[Thackeray by Anthony Trollope]@TWC D-Link bookThackeray CHAPTER II 45/53
I am not a snob because for the occasion I eke out my own dozen silver forks with plated ware; but if I make believe that my plated ware is true silver, then I am a snob. In that matter of association with our betters,--we will for the moment presume that gentlemen and ladies with titles or great wealth are our betters,--great and delicate questions arise as to what is snobbery, and what is not, in speaking of which Thackeray becomes very indignant, and explains the intensity of his feelings as thoroughly by a charming little picture as by his words.
It is a picture of Queen Elizabeth as she is about to trample with disdain on the coat which that snob Raleigh is throwing for her use on the mud before her.
This is intended to typify the low parasite nature of the Englishman which has been described in the previous page or two.
"And of these calm moralists,"-- it matters not for our present purpose who were the moralists in question,--"is there one I wonder whose heart would not throb with pleasure if he could be seen walking arm-in-arm with a couple of dukes down Pall Mall?
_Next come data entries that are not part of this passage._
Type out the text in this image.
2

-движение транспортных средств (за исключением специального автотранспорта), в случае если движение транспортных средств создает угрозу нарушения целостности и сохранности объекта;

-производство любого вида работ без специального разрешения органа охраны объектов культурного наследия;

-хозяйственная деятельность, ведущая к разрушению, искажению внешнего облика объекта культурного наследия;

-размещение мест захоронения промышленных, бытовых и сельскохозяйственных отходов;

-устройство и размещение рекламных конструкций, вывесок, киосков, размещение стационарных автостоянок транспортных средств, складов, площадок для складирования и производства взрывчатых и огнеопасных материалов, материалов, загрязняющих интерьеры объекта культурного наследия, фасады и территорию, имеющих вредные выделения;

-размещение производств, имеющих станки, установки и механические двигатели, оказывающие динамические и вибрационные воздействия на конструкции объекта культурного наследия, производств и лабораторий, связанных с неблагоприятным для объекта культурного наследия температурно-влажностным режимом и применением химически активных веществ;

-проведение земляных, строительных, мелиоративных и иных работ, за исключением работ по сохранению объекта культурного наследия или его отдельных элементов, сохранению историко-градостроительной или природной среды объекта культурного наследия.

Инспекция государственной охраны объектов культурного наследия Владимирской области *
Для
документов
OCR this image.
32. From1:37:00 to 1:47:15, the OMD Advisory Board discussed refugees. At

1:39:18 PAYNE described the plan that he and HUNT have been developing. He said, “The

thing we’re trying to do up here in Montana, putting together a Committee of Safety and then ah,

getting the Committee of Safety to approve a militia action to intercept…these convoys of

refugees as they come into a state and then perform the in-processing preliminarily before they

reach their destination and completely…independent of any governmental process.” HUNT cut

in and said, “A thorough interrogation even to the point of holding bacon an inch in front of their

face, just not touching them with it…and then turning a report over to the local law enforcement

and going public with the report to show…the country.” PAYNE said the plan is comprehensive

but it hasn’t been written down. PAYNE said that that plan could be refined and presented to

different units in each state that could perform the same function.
No; it is impossible, in our condition of society, not to be sometimes a snob." And again: "How should it be otherwise in a country where lordolatry is part of our creed, and where our children are brought up to respect the 'Peerage' as the Englishman's second Bible." Then follows the wonderfully graphic picture of Queen Elizabeth and Raleigh. In all this Thackeray has been carried away from the truth by his hatred for a certain meanness of which there are no doubt examples enough.
As for Raleigh, I think we have always sympathised with the young man, instead of despising him, because he felt on the impulse of the moment that nothing was too good for the woman and the queen combined.